In college I earned a Bachelors in Psychology. On the surface, it is the most ubiquitously useless degree you can earn. In reality, I learned things about human behavior that I have been able to apply since the day I learned them, to nearly ever facet of my life, including business. I make this point because no matter how good your idea, business plan, technical skills or charisma, the one thing you can never overlook or completely quantify is human behavior. For all of our intelligence we are also emotional and often irrational.

You can however infer patterns and learn how to think about human behavior so that you can direct it, or direct your business toward its tendencies so that you end up with the desired result.

What brought me to this seemingly off topic discussion was an e-mail I received from Perry Marshall today (whom by the way, if you don't keep up with you should). Perry made the following point and it is an extremely important lesson to remember: People don't buy prevention, they buy a cure for their existing problem.

In his own words regarding prevention: "if you want to sell it, it's much easier to sell it as
part of a cure than trying to convince someone who's never had the problem in the first place." Let's face it, if we have never been faced with the problem, we just don't think about it.

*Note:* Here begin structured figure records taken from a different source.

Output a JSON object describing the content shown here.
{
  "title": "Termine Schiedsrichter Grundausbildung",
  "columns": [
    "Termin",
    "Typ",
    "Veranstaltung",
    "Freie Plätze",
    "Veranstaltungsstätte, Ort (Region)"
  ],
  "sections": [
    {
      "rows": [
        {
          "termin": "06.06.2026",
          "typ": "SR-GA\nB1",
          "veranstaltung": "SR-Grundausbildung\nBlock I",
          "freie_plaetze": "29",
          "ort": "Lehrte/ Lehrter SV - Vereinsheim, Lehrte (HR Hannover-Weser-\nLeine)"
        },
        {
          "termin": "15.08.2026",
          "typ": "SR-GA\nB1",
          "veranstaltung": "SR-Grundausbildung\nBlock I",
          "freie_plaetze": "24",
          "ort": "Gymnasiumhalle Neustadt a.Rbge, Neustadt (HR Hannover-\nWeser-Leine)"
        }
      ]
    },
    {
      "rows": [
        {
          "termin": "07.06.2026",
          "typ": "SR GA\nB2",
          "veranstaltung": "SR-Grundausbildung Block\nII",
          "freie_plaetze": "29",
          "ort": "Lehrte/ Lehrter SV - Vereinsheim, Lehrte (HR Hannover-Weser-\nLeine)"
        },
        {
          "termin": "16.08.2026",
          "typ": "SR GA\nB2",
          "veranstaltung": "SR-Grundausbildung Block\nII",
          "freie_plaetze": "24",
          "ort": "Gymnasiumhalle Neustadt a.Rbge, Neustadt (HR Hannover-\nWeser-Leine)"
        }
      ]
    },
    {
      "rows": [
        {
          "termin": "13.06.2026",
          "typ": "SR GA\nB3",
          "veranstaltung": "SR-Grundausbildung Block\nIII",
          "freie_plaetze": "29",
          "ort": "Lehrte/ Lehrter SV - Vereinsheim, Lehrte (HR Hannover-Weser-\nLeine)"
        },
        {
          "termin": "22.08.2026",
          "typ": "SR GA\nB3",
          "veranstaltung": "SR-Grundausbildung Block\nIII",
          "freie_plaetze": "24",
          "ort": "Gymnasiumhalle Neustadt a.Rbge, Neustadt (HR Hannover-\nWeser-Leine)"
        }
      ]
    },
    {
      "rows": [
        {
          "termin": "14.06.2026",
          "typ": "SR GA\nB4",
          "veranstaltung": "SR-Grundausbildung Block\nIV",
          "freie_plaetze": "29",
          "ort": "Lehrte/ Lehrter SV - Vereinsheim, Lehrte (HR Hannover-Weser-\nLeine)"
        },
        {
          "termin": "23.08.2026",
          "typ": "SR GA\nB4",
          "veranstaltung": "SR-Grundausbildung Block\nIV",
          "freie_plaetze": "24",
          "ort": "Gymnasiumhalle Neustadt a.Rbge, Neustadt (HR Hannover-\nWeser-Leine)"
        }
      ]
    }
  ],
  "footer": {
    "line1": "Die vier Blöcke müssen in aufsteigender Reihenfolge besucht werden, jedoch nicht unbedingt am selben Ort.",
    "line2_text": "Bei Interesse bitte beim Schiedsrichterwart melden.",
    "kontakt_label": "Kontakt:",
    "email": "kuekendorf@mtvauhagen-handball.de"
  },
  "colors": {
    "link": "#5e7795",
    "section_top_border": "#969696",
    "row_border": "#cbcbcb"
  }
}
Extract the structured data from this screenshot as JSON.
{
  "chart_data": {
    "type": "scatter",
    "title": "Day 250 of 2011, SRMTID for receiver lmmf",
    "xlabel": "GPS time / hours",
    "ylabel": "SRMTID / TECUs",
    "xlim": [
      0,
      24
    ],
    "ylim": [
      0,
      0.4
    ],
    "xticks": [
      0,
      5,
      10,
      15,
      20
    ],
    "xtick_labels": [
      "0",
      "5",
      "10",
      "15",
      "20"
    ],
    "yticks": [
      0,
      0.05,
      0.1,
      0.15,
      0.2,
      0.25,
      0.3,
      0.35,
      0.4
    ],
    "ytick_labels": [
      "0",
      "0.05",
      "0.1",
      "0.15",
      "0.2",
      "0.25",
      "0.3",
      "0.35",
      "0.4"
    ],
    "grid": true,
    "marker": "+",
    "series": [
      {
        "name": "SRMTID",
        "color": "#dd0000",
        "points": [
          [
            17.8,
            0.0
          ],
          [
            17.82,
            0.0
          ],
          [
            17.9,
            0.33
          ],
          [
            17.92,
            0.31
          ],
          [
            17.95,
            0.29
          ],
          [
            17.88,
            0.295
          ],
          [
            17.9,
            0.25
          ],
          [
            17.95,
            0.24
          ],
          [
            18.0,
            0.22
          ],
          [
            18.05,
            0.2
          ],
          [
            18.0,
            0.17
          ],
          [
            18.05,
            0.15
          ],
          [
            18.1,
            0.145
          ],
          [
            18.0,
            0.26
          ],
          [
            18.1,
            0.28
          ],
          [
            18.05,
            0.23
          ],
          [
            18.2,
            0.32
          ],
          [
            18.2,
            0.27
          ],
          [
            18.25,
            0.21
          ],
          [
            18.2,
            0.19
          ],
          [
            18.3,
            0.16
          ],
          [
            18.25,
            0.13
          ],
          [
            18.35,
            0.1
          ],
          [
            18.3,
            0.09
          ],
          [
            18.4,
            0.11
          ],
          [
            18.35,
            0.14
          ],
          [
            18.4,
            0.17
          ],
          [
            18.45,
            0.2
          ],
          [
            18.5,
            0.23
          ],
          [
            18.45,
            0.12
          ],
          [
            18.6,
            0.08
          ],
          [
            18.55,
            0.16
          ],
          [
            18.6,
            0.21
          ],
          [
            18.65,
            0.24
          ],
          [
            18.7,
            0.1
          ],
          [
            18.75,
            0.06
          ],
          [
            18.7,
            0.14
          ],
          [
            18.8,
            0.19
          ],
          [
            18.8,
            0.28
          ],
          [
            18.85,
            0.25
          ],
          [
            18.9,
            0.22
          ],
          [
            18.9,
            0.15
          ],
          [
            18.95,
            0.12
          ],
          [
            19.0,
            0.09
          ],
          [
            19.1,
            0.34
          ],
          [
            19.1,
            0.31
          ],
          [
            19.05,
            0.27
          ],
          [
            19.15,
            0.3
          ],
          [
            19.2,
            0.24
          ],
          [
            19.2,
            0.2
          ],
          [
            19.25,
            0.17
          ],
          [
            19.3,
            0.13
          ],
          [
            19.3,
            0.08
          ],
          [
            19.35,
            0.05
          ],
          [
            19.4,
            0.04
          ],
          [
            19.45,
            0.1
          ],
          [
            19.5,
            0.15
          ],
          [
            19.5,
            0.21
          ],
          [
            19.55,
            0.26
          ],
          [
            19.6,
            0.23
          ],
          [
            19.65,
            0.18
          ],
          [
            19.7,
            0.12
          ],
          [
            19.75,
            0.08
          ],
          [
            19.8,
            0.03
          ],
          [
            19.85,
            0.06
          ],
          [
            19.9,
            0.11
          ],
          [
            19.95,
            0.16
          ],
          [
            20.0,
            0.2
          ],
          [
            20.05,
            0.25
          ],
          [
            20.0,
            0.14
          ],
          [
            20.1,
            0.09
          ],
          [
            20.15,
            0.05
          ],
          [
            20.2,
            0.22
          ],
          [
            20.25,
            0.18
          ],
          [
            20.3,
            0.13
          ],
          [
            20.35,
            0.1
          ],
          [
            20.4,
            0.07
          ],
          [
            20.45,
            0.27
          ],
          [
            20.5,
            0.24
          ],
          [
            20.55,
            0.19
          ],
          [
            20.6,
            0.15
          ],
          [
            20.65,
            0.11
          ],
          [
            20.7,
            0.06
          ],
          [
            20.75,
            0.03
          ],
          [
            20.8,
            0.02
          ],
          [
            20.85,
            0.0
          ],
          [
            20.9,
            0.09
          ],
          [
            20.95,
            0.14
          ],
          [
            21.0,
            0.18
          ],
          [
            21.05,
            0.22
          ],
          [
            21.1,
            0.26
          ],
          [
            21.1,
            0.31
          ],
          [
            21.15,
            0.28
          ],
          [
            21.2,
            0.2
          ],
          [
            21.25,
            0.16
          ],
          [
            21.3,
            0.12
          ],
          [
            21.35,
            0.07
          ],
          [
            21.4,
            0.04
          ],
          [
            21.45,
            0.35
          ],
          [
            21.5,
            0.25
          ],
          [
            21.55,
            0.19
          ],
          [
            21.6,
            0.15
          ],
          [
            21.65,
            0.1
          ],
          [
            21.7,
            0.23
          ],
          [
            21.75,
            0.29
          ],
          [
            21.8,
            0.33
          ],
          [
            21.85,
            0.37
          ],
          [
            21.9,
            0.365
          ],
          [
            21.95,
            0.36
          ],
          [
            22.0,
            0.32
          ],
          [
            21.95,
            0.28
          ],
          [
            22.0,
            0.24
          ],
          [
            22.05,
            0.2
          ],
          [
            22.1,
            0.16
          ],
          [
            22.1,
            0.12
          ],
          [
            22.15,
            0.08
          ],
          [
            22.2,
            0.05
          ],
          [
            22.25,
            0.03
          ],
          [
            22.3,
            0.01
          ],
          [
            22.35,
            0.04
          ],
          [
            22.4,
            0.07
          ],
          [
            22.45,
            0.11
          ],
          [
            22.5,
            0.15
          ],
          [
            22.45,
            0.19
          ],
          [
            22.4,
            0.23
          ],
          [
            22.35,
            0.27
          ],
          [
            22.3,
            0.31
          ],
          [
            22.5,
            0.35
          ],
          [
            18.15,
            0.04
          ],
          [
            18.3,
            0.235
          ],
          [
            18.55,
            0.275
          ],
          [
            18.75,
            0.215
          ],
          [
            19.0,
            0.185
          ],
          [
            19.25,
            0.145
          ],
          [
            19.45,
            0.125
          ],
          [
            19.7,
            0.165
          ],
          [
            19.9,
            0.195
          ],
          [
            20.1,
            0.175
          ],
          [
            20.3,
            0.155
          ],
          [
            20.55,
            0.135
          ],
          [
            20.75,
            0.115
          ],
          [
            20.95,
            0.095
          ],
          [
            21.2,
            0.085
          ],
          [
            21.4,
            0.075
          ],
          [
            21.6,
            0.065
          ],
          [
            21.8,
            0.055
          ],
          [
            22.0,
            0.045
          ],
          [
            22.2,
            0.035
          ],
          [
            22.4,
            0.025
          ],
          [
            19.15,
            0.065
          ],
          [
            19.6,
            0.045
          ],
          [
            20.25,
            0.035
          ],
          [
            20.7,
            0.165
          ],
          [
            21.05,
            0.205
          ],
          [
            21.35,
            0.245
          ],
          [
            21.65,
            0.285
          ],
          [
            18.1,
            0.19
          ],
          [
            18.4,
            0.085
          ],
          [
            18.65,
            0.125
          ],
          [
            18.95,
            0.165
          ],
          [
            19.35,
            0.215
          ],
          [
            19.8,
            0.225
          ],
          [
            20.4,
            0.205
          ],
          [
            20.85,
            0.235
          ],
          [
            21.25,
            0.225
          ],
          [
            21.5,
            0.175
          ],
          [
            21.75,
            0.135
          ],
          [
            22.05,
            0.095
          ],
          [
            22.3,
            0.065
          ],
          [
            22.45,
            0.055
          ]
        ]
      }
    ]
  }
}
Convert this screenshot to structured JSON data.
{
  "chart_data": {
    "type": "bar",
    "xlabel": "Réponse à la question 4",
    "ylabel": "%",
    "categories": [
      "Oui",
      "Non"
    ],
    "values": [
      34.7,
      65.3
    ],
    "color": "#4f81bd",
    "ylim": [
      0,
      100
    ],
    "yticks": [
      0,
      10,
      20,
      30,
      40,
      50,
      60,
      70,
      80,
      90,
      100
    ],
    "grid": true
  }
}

Trying to convince someone to take action to prevent something from happening typically leads to counter-productive activities such as beating your head against a desk. Companies don't think about e-Discovery until they get sued, most people start to workout once they feel the need to loose weight, not to keep it off in the first place (let's be honest here), that is simply the overwhelming trend.

Of course there are exceptions, but most of them are easily contradicted by other behavior. We take vitamins to help us stay health but may still eat more than is so. Where does the exception become the rule? When the probability of an event and the cost of not preventing it from happening greatly exceed (think in terms of catastrophic loss/exponential amounts here) the cost of preventing it or managing the risk in a proactive manner (this is why we buy insurance); So tailor your product accordingly.

The point is, people are infinitely more likely to take action (i.e. buy) to solve a problem they have now, not to keep one from happening in the first place. So apply your ideas to solving existing problems and somewhere in there bundle your value added product or service to keep the problem from coming back or to drive operational efficiency. You'll sell far more and your customers will love you.